There are countless examples of right-wing policies which emerge from the SNP, some intentional (such as cutting corporation tax), some not (such as destroying their own revenue-raising capacity with full fiscal autonomy – a sure precursor of massive cuts).

Whilst this is the fact of how they administrate and would plan to govern, it is certainly not true of their form. There is a big difference between how they look and what they are, which is in itself a big part of how they have achieved political success, adding enough former Labour voters, particularly in working class areas, to their own bloc to win. It is also how they have built their support base of activists so heavily. Their attacks are always rooted in a logic of the left.

Of course, I don’t mean to say that all they have done is make successful attacks on Labour from the left. Another key part of the potency is the joining of ideas around community, region and nation to those they have pinched from social democracy and the wider left. Anti-austerity. Welfarism. Environmentalism.

The Yes campaign in itself was a wonderful example of this ‘centre-left nationalism’ strategy being successfully carried out, resulting in a massive boost for the Yes vote against what was expected, and the circumstances which preceded the electoral wipe out of Labour.

There are a lot of voices in the Labour Party however who would like to deny that ‘left appeal’ plays a major part in the SNPs hegemonic strategy in Scotland. They are not without a point in terms of the substance which flows through the Parliament, but the reason the argument is made is so that pressure to move to the left can be ignored, in the face of some pretty good evidence, and the fact that we would need a 12.5% lead to beat the Tories in England and Wales alone.

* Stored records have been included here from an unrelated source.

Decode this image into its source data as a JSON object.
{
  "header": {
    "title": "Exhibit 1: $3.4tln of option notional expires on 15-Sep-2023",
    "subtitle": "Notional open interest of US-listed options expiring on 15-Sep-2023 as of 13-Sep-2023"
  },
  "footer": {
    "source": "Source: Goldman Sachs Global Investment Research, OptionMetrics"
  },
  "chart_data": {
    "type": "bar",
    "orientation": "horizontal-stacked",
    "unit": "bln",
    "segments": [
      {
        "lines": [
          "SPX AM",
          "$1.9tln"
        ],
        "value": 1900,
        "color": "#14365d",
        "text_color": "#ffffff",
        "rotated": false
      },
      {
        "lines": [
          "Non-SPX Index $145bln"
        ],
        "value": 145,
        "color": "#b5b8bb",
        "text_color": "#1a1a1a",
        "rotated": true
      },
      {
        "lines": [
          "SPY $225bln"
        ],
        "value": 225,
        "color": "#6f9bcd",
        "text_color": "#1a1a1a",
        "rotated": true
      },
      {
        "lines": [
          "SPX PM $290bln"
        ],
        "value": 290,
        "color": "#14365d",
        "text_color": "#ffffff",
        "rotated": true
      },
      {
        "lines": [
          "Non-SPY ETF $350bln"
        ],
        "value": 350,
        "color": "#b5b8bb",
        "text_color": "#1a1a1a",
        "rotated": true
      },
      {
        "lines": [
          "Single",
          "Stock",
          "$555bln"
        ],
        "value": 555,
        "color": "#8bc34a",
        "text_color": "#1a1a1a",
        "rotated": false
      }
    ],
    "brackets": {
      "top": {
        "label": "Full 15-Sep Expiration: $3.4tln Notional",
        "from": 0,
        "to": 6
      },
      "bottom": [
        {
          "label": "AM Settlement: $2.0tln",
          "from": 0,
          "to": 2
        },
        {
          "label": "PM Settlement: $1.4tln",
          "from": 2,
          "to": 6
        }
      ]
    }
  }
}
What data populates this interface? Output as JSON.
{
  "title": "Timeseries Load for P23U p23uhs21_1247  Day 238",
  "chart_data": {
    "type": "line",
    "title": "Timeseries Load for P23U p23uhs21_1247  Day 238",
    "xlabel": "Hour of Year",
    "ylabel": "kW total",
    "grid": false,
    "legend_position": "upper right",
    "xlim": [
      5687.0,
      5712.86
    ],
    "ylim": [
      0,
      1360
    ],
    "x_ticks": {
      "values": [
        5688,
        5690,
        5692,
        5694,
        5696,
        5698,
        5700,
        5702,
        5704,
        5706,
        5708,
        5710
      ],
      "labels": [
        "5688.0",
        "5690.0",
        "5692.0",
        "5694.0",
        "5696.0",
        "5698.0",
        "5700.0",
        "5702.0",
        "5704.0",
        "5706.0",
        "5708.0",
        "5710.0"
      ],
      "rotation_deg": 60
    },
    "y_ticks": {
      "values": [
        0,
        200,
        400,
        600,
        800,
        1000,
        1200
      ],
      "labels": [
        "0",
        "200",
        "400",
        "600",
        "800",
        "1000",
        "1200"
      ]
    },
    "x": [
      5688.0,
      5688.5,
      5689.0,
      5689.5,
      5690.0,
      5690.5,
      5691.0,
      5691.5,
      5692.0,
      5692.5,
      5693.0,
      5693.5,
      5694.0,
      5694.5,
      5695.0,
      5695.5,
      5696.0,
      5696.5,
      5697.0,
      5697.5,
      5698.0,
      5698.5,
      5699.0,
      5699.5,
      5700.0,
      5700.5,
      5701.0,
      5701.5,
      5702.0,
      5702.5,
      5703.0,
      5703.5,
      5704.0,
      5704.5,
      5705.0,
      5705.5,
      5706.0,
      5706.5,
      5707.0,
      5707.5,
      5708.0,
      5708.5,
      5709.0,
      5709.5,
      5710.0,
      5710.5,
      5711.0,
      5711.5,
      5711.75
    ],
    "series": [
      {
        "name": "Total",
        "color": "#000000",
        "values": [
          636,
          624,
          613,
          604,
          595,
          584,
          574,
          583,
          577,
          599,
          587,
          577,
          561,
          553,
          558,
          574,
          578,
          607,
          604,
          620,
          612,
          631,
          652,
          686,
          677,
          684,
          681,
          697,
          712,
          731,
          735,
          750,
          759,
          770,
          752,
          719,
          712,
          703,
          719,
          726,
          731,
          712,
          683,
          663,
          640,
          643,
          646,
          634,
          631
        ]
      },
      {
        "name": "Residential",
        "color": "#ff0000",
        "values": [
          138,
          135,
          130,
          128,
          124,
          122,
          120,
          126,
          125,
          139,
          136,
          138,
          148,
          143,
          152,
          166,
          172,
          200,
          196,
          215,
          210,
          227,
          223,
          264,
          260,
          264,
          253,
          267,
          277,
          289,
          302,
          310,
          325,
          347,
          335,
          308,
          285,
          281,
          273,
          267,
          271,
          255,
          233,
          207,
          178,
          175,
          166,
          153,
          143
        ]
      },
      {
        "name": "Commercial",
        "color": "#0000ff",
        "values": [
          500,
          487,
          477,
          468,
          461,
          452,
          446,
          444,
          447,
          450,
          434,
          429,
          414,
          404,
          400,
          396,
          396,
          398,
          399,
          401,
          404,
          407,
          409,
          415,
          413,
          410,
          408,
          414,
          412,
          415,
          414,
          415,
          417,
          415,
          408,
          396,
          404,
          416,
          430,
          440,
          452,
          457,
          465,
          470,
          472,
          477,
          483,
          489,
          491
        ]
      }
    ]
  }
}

This is not to say that Labour critics of the SNP’s policies are without grounding. This graph illustrates the gap between left-nat rhetoric and the substance pretty well:

SNP

Further to that, we all know that Scottish Labour has its own deep cultural and organisation problems, before we get onto the politics (though I would argue that separating these notions is artificial).

But these points do ignore how the SNP and the wider nationalist bloc campaign and present themselves – or which of Labour’s vulnerabilities among Scottish voters the nats choose to target.

On 28 September 2015 the new Shadow Chancellor John McDonnell, previous chair of the LRC and probably the most left wing MP going, made a measured socialist speech laying out Labour’s new more straightforward, less compromised anti-austerity programme. This could be considered a move away from Ed Miliband’s approach, which still (despite SNP rhetoric) offered a large overall increase in public spending, in a much more stealthy and often slightly muddled way. The trailing is certainly of interest!

Just look at how Stuart Hosie of the SNP responded to McDonnell’s speech:

“Mr McDonnell’s comments confirm that when it comes to Scotland Labour haven’t changed. Rather than learning from their mistakes and setting out a positive vision for the country, they are repeating the same negative and ill-informed rhetoric that saw them all but wiped out in Scotland at the last election. They may have changed the messengers but it’s the same tired old message.

“Labour’s economic plans are all over the place. While the SNP went into May’s election opposing austerity and campaigning for a real terms increase in public spending, Labour ran scared of the Tories and backed their draconian cuts and welfare reforms.

“While the SNP remain firmly opposed to George Osborne’s pro-austerity fiscal charter, John McDonnell just last week mandated Labour MPs to troop through the lobbies with the Tories yet again to back the plans, just as they did when they voted for £30bn of cuts in the last parliament. Labour have now lost all credibility and no one will take these claims remotely seriously.”

I would argue that there is much to debate about the state of Scottish Labour, but the content of this attack tells us all we need to know about the SNP’s strategy, and consequently, the political basis of our own weakness.

Am I saying that Scots are inherently more left wing? No. Am I saying that Scottish political culture makes them much more likely to want to vote for parties which present themselves as left or centre left? Yes. Go and read some election results.

Scottish Labour’s and indeed the CPGB’s most successful days in Scotland joined the distinctiveness of the Scottish nation and its local regions (place) to an uncompromisingly left identity, image and story (purpose). That’s exactly what the SNP are doing in a positive sense now, and it’s reflected in the weak spots they choose to attack in Scottish Labour.